ED Fig. 9. In vivo validation of signalling predictions by Domino.

A, Nanostring gene expression profiling for receptors and transcription factors identified as enriched in either ECM or PCL for specific cell types. After identifying genes specific to either ECM or PCL within the myeloid or T cell populations in Domino, we used Nanostring to probe expression of those genes in sorted myeloid (CD45+CD11b+) or T cells (CD45+CD3+). Of the 9 genes found to overlap between Domino and Nanostring, 7 were predicted correctly and 2 incorrectly. Error bars are standard error. B, The Domino global signaling network for PCL as seen in Figure 5. The region surrounding the IL17 signaling pathway is enlarged and the components labeled. C, Expression of Il17rc and activation of it’s predicted transcription factor targets Smarca4 and Mef2a in the PCL signaling network. D, Volcano plot for bulk RNA sequencing of IL17ra−/− and wild type animals one week after VML. Direction of log fold change indicates expression in IL17ra−/− animals compared to wild type.
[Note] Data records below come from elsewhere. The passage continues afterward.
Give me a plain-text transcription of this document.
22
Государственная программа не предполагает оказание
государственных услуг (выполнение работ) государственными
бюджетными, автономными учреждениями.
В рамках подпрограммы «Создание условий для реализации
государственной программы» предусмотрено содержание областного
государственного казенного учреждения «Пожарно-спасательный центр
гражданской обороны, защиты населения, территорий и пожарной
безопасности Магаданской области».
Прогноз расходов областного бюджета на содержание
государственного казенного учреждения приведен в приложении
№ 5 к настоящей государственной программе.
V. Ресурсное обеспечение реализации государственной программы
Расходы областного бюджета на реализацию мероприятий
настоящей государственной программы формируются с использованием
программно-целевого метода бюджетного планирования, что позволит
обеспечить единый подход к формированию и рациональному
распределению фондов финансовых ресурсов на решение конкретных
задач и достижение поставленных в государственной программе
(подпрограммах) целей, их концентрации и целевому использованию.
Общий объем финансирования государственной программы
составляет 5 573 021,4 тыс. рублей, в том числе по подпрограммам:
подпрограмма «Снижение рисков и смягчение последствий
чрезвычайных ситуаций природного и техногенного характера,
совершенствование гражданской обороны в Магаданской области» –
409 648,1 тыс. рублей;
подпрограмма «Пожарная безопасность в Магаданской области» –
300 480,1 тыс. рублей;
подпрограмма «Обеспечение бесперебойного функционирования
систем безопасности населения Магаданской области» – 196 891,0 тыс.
An FDR threshold of 0.05 was used to designate genes as significant. E, Gene set enrichment analysis (GSEA) of Domino transcription factor modules predicted as downstream of IL17 in the PCL signaling network. Both modules predicted to interact are shown. Genes from the edgeR bulk RNA seq comparison with respect to wild type ordered by FDR were used to calculate enrichment for genes present in the Domino transcription factor modules. Movement of the running enrichment score (green line) above zero indicates enrichment of genes in the module in the statistically significant portion of expressed genes while movement below zero indicates enrichment of genes in the module in the lower FDR portion of the genes. P values calculated by GSEA adjusted by Benjamini-Hochberg correction are shown.